Brandon Sanderson has made it abundantly clear that he is, first and foremost, a fan of the fantasy epic. This really shows through in Words of Radiance. I’ve been looking forward to reading this book ever since I finished The Way of Kings. I was even more interested after I read Brandon’s explanation of what he wanted to do with the book.
Words of Radiance is a trilogy.
It’s not part of a trilogy. (I’ve said that Stormlight is ten books, set in two five book arcs.) It is a trilogy. By that I mean I plotted it as I would three books, with smaller arcs for each part and a larger arc for the entire trilogy. (Those break points are, by the way, after part two and after part three, with each of the three “books” being roughly 115,000 words long, 330 pages, or roughly the length of my novel Steelheart, or Anne McCaffrey’s Dragonquest.) When you read the novel, you’re actually reading an entire trilogy of novels bound together into one volume to encourage you to see them as one whole, connected and intertwined, with a single powerful climax.
Words of Radiance is also a short story collection.
I’ve blogged about my goal for the interludes in these books. Between each section of Words of Radiance, you will find a handful of short stories from the viewpoints of side characters. “Lift,” one of these, has already been posted on Tor.com. There are many others of varying length. Each was plotted on its own, as a small piece of a whole, but also a stand-alone story. (The Eshonai interludes are the exception—like the Szeth interludes in the first book, they are intended as a novelette/novella that is parallel to the main novel.)
Words of Radiance is also an art book.
Many book series have beautiful “world of” books that include artwork from the world, with drawings and descriptions to add depth to the series. My original concept for the Stormlight Archive included sticking this into the novels themselves. Words of Radiance includes brand-new, full-color end pages, as well as around two dozen new pieces of interior art—all in-world drawings by characters or pieces of artwork from the setting itself.

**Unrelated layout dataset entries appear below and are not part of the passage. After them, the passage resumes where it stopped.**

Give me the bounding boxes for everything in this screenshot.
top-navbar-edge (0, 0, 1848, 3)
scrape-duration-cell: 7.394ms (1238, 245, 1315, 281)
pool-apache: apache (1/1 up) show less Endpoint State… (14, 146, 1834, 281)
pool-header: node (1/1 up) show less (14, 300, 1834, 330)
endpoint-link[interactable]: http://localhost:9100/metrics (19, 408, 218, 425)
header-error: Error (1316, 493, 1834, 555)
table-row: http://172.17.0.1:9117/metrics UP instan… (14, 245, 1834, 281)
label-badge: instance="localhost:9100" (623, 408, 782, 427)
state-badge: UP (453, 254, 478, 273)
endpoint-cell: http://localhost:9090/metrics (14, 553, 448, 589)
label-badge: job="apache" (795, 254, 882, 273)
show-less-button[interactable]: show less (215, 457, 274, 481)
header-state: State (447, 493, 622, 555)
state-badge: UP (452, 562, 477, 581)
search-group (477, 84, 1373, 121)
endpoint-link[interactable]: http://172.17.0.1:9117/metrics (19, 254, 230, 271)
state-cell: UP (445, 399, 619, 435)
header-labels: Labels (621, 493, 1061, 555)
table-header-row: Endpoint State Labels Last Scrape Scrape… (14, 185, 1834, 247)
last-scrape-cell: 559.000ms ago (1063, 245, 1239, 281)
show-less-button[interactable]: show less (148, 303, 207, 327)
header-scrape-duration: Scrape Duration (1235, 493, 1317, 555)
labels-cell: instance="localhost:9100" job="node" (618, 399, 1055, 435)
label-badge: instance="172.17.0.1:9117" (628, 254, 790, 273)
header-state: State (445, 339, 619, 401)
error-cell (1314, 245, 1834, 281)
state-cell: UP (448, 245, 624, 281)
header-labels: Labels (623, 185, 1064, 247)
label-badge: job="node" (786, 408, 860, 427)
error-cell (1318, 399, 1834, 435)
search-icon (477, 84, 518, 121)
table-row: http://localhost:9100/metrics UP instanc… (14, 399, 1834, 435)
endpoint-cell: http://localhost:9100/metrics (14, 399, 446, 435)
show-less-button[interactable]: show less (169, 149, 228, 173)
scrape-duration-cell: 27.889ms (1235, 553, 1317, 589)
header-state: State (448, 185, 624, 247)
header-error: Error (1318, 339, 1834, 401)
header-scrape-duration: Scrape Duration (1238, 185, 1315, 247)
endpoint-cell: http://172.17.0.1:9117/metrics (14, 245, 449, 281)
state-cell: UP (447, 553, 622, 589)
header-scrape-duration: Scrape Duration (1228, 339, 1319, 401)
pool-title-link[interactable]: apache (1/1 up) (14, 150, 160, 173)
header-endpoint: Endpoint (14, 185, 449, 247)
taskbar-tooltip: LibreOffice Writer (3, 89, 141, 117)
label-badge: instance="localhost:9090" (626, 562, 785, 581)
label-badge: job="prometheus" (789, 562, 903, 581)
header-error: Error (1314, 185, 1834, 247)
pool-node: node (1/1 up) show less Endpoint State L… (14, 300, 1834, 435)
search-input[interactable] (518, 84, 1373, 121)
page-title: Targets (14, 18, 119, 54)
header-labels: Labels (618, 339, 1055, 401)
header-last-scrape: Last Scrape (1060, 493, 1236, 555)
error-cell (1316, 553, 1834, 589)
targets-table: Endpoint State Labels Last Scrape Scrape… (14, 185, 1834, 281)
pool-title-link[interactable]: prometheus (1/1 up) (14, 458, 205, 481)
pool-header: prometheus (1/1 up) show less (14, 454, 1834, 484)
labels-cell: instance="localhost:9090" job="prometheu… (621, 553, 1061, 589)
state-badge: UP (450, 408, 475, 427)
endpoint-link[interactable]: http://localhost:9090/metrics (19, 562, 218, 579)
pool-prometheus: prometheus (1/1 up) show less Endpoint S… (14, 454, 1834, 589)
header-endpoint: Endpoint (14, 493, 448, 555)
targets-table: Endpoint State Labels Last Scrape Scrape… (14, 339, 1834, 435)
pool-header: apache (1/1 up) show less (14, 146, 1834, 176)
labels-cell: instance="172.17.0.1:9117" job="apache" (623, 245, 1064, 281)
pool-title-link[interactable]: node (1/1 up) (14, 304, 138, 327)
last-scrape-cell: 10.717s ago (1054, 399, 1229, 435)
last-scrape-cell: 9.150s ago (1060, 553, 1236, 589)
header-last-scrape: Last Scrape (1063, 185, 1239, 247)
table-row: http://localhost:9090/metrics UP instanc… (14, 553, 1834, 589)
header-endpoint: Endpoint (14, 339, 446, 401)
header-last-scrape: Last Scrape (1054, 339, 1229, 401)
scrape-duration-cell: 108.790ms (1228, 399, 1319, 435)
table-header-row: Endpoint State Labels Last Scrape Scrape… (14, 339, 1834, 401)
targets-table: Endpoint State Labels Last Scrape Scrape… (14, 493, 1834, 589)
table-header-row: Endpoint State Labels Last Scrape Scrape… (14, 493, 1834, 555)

My dream, my vision, for this series is to have each book combine short form stories, several novels, artistic renditions, and the longer form of a series all into a single volume of awesomeness.
I want to mix poetry, experimental shorts, classic fantasy archetypes, song, non-linear flashbacks, parallel stories, and depth of world-building. I want to push the idea of what it means to be an epic fantasy, even a novel, if I can.
I think he nailed it. This book was long, but it never lost my interest. I loved the short story interludes. They added a ton of depth and breadth to his fantasy world. This world feels huge and it feels like it gets a little bit larger with each novel. He’s setting the story up for world changing events and he’s succeeding at making the world feel large enough that “world changing” actually means something.
I was moved by the Eshonai interludes. Sanderson successfully wrote a novella, interspersed with the main narrative, that brought the Parshendi alive as something more than just the enemies of the Alethi. I started out feeling sympathy for what the Parshendi were doing. I finished by feeling grief for what they had become. I’ve gone from thinking of them as the “bad guys” of the story to thinking of them as some of the biggest victims of events.
Moral ambiguity is another highlight of this story. There are multiple characters pursuing multiple goals, along divergent and parallel paths. At this point in the epic, I’m hard put to tell who is pursuing good goals with evil means, ultimately evil goals through good intentions, good goals from a pure heart, or evil goals from an evil heart. Right now, I think I know who the good guys are. But Sanderson has introduced enough ambiguity that I’m worried that that’s just a trick of perspective and that I may ultimately end up sympathizing with one or more characters that I would despise right now.
And then there’s the character arcs. My appreciation for just about every character deepened. Shallan proved to have surprising depths and an even sadder than we expected back story. We already knew she was strong and determined but I’m even more impressed after learning her history.
Kaladin. Wow. I thought I had his arc pegged after The Way of Kings. It looked like he’d survived adversity and turned into a hero of the story, on his way up. Then he spent almost the entire novel sliding right back down into the pit that he’d worked so hard to climb out of. He worked hard to alienate his friends and to betray the trust that he’d been given. He acted nothing like the hero that I had thought we were about to see.
Kaladin’s arc through Words of Radiance was entirely necessary. After everything he’s been through, it would have been far too easy for him to have ended up on the top that quickly. He needed to face the inner demons that he did. He’d banked a lot of hatred and anger during his life. Gaining magical powers couldn’t immediately erase that. His success at the end of the book was all the more exciting because of it. It would have been exciting in any case. But given what he went through, it was fist-pumping awesome. As much as Kaladin grew in this book, I don’t think he’s done changing and learning. I’m looking forward to seeing where he goes next.
Sanderson’s world is large. Gigantic forces are in play. Many different people are doing many different things, for many varied and complex reasons. This book was a non-stop, white-knuckle ride and I’m ready to pre-order the next installment.